Saturday, May 12, 2012

Inevitable Decline of Apple (Not)

After refuting Forrester's CEO's claim that Apple would inevitably decline as a result of Jobs' death, I spotted another Apple-is-Doomed article, this one baldly asserting without any evidence that Apple's margins were about to be cut in half. The only argument in the second post was that Apple's margins would attract margins-cutting competition.

That is how a commodity market works. As a differentiated product vendor, Apple isn't making hardware on which users will run the same OS as they would on an HTC, Nokia, or Samsung handset. Apple owns its own OS and doesn't pay a licensing fee to Redmond for it, and it has the ability to shut down hostile applications found in its ecosystem. Apple can nimbly make hardware changes, knowing exactly where the dependencies are and what APIs must be tweaked to give developers the same (or better) results they had on their development platforms.

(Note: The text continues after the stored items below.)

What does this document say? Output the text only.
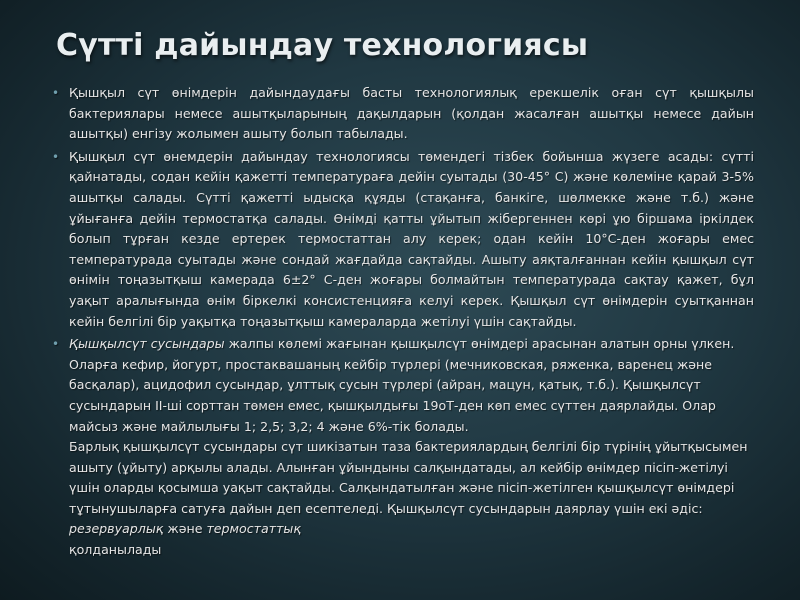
Сүтті дайындау технологиясы
• Қышқыл сүт өнімдерін дайындаудағы басты технологиялық ерекшелік оған сүт қышқылы бактериялары немесе ашытқыларының дақылдарын (қолдан жасалған ашытқы немесе дайын ашытқы) енгізу жолымен ашыту болып табылады.
• Қышқыл сүт өнемдерін дайындау технологиясы төмендегі тізбек бойынша жүзеге асады: сүтті қайнатады, содан кейін қажетті температураға дейін суытады (30-45° С) және көлеміне қарай 3-5% ашытқы салады. Сүтті қажетті ыдысқа құяды (стақанға, банкіге, шөлмекке және т.б.) және ұйығанға дейін термостатқа салады. Өнімді қатты ұйытып жібергеннен көрі ұю біршама іркілдек болып тұрған кезде ертерек термостаттан алу керек; одан кейін 10°С-ден жоғары емес температурада суытады және сондай жағдайда сақтайды. Ашыту аяқталғаннан кейін қышқыл сүт өнімін тоңазытқыш камерада 6±2° С-ден жоғары болмайтын температурада сақтау қажет, бұл уақыт аралығында өнім біркелкі консистенцияға келуі керек. Қышқыл сүт өнімдерін суытқаннан кейін белгілі бір уақытқа тоңазытқыш камераларда жетілуі үшін сақтайды.
• Қышқылсүт сусындары жалпы көлемі жағынан қышқылсүт өнімдері арасынан алатын орны үлкен. Оларға кефир, йогурт, простаквашаның кейбір түрлері (мечниковская, ряженка, варенец және басқалар), ацидофил сусындар, ұлттық сусын түрлері (айран, мацун, қатық, т.б.). Қышқылсүт сусындарын II-ші сорттан төмен емес, қышқылдығы 19оТ-ден көп емес сүттен даярлайды. Олар майсыз және майлылығы 1; 2,5; 3,2; 4 және 6%-тік болады.
Барлық қышқылсүт сусындары сүт шикізатын таза бактериялардың белгілі бір түрінің ұйытқысымен ашыту (ұйыту) арқылы алады. Алынған ұйындыны салқындатады, ал кейбір өнімдер пісіп-жетілуі үшін оларды қосымша уақыт сақтайды. Салқындатылған және пісіп-жетілген қышқылсүт өнімдері тұтынушыларға сатуға дайын деп есептеледі. Қышқылсүт сусындарын даярлау үшін екі әдіс: резервуарлық және термостаттық
қолданылады
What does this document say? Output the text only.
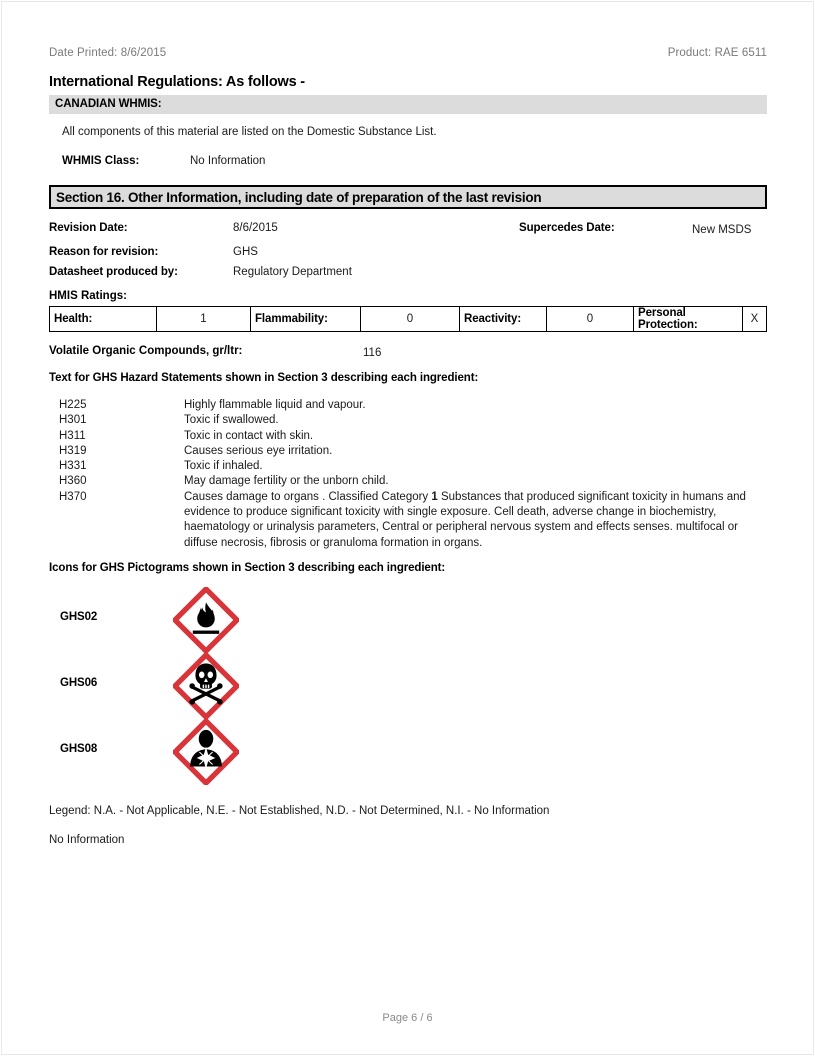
Date Printed: 8/6/2015	Product: RAE 6511
International Regulations: As follows -
CANADIAN WHMIS:
All components of this material are listed on the Domestic Substance List.
WHMIS Class:	No Information
Section 16. Other Information, including date of preparation of the last revision
Revision Date:	8/6/2015	Supercedes Date:	New MSDS
Reason for revision:	GHS
Datasheet produced by:	Regulatory Department
HMIS Ratings:
Health:	1	Flammability:	0	Reactivity:	0	Personal Protection:	X
Volatile Organic Compounds, gr/ltr:	116
Text for GHS Hazard Statements shown in Section 3 describing each ingredient:
H225	Highly flammable liquid and vapour.
H301	Toxic if swallowed.
H311	Toxic in contact with skin.
H319	Causes serious eye irritation.
H331	Toxic if inhaled.
H360	May damage fertility or the unborn child.
H370	Causes damage to organs . Classified Category 1 Substances that produced significant toxicity in humans and evidence to produce significant toxicity with single exposure. Cell death, adverse change in biochemistry, haematology or urinalysis parameters, Central or peripheral nervous system and effects senses. multifocal or diffuse necrosis, fibrosis or granuloma formation in organs.
Icons for GHS Pictograms shown in Section 3 describing each ingredient:
GHS02
GHS06
GHS08
Legend: N.A. - Not Applicable, N.E. - Not Established, N.D. - Not Determined, N.I. - No Information
No Information
Page 6 / 6
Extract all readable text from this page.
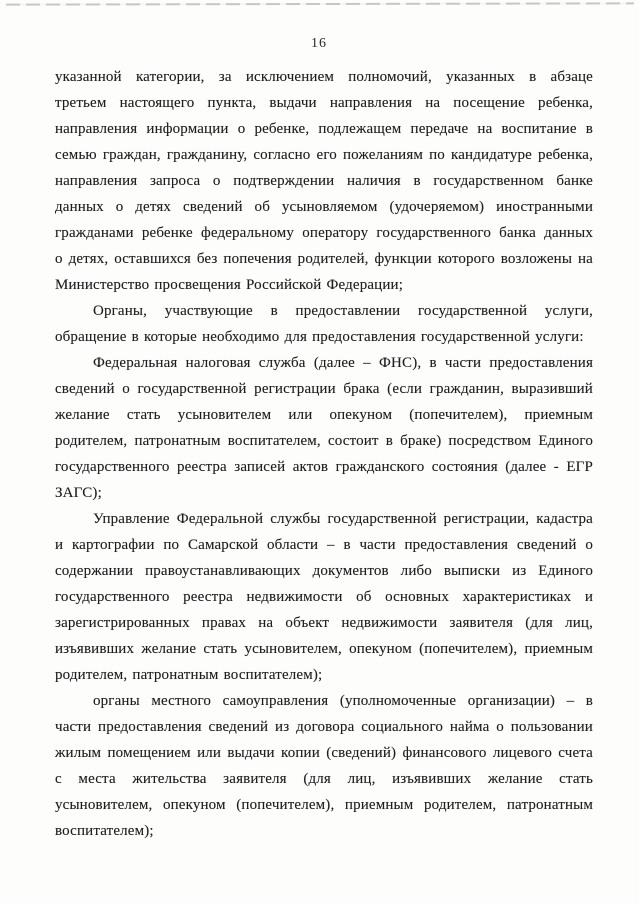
16
указанной категории, за исключением полномочий, указанных в абзаце
третьем настоящего пункта, выдачи направления на посещение ребенка,
направления информации о ребенке, подлежащем передаче на воспитание в
семью граждан, гражданину, согласно его пожеланиям по кандидатуре ребенка,
направления запроса о подтверждении наличия в государственном банке
данных о детях сведений об усыновляемом (удочеряемом) иностранными
гражданами ребенке федеральному оператору государственного банка данных
о детях, оставшихся без попечения родителей, функции которого возложены на
Министерство просвещения Российской Федерации;
Органы, участвующие в предоставлении государственной услуги,
обращение в которые необходимо для предоставления государственной услуги:
Федеральная налоговая служба (далее – ФНС), в части предоставления
сведений о государственной регистрации брака (если гражданин, выразивший
желание стать усыновителем или опекуном (попечителем), приемным
родителем, патронатным воспитателем, состоит в браке) посредством Единого
государственного реестра записей актов гражданского состояния (далее - ЕГР
ЗАГС);
Управление Федеральной службы государственной регистрации, кадастра
и картографии по Самарской области – в части предоставления сведений о
содержании правоустанавливающих документов либо выписки из Единого
государственного реестра недвижимости об основных характеристиках и
зарегистрированных правах на объект недвижимости заявителя (для лиц,
изъявивших желание стать усыновителем, опекуном (попечителем), приемным
родителем, патронатным воспитателем);
органы местного самоуправления (уполномоченные организации) – в
части предоставления сведений из договора социального найма о пользовании
жилым помещением или выдачи копии (сведений) финансового лицевого счета
с места жительства заявителя (для лиц, изъявивших желание стать
усыновителем, опекуном (попечителем), приемным родителем, патронатным
воспитателем);
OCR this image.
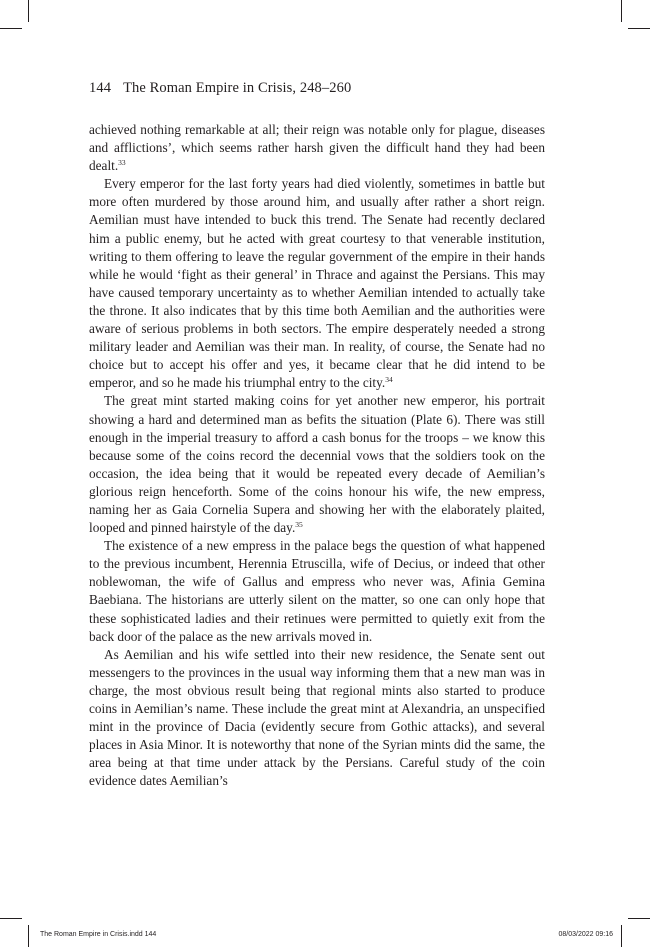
144 The Roman Empire in Crisis, 248–260

achieved nothing remarkable at all; their reign was notable only for plague, diseases and afflictions’, which seems rather harsh given the difficult hand they had been dealt.$^{33}$

Every emperor for the last forty years had died violently, sometimes in battle but more often murdered by those around him, and usually after rather a short reign. Aemilian must have intended to buck this trend. The Senate had recently declared him a public enemy, but he acted with great courtesy to that venerable institution, writing to them offering to leave the regular government of the empire in their hands while he would ‘fight as their general’ in Thrace and against the Persians. This may have caused temporary uncertainty as to whether Aemilian intended to actually take the throne. It also indicates that by this time both Aemilian and the authorities were aware of serious problems in both sectors. The empire desperately needed a strong military leader and Aemilian was their man. In reality, of course, the Senate had no choice but to accept his offer and yes, it became clear that he did intend to be emperor, and so he made his triumphal entry to the city.$^{34}$

The great mint started making coins for yet another new emperor, his portrait showing a hard and determined man as befits the situation (Plate 6). There was still enough in the imperial treasury to afford a cash bonus for the troops – we know this because some of the coins record the decennial vows that the soldiers took on the occasion, the idea being that it would be repeated every decade of Aemilian’s glorious reign henceforth. Some of the coins honour his wife, the new empress, naming her as Gaia Cornelia Supera and showing her with the elaborately plaited, looped and pinned hairstyle of the day.$^{35}$

The existence of a new empress in the palace begs the question of what happened to the previous incumbent, Herennia Etruscilla, wife of Decius, or indeed that other noblewoman, the wife of Gallus and empress who never was, Afinia Gemina Baebiana. The historians are utterly silent on the matter, so one can only hope that these sophisticated ladies and their retinues were permitted to quietly exit from the back door of the palace as the new arrivals moved in.

As Aemilian and his wife settled into their new residence, the Senate sent out messengers to the provinces in the usual way informing them that a new man was in charge, the most obvious result being that regional mints also started to produce coins in Aemilian’s name. These include the great mint at Alexandria, an unspecified mint in the province of Dacia (evidently secure from Gothic attacks), and several places in Asia Minor. It is noteworthy that none of the Syrian mints did the same, the area being at that time under attack by the Persians. Careful study of the coin evidence dates Aemilian’s

The Roman Empire in Crisis.indd 144	08/03/2022 09:16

Apple's products aren't coming under pricing pressure so much as they've been discovered to be supply-constrained in am international market famished to devour even more product. By year-end, China will be as large or larger a market for Apple than is the United States. Next year, China will be Apple's largest market. And they love the brand.

That's differentiation. It's how Gillette maintains pricing power in razor blades. Some folks just don't get it. Apple differentiates with branding and technology and user-experience and makes more than anyone in its material markets.

Short if you want, but I'm happy to stay long. At P/E <14 and profit growth ~100%, this isn't a company you will find many times in your life.